The mission chiefs of Greece's lenders are set to resume talks in Athens after progress made in recent days towards concluding a review of Greek reforms, the European Commission said on Monday.
"Following constructive talks in Washington, the mission chiefs are returning to Athens today and tomorrow. The aim of the mission remains to conclude the first review of the programme as soon as possible," a Commission spokesman told a news conference in Brussels.
International lenders and the Greek authorities were in contact last week in Washington during the International Monetary Fund's meetings.
A regular meeting of euro zone finance ministers in Amsterdam on April 22 would be an important moment to take stock of progress made, the spokesman said, but declined to say when an agreement was likely to be reached.

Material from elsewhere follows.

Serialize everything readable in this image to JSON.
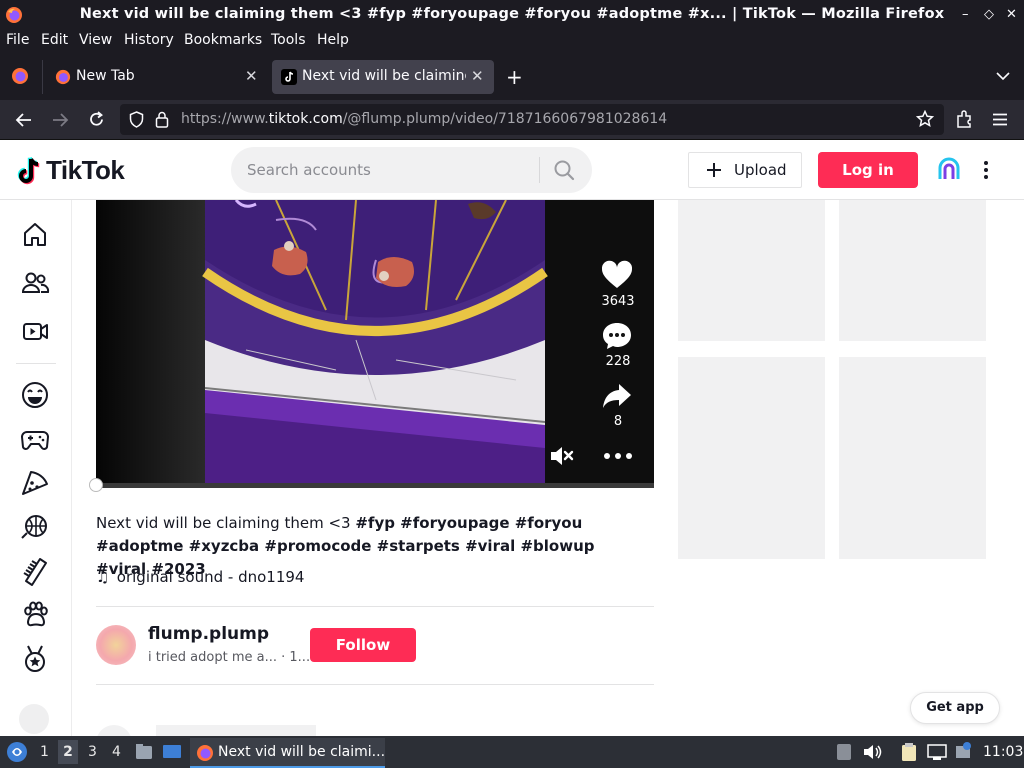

"We have made progress and the momentum should be maintained," he added.
Talks on the review of Greek reforms have dragged on for months partly because the International Monetary Fund and EU institutions cannot agree between themselves on some assumptions and scenarios of how the Greek economy might develop.
Euro zone lenders and the IMF are divided on some targets set out in the latest Greek bailout, notably a primary surplus goal of 3.5 percent of GDP for 2018 and beyond. The IMF says it is unrealistic to expect Greece to keep such a surplus for decades.
"The budgetary targets fixed last summer for the period after 2018 must be respected," the Commission spokesman said.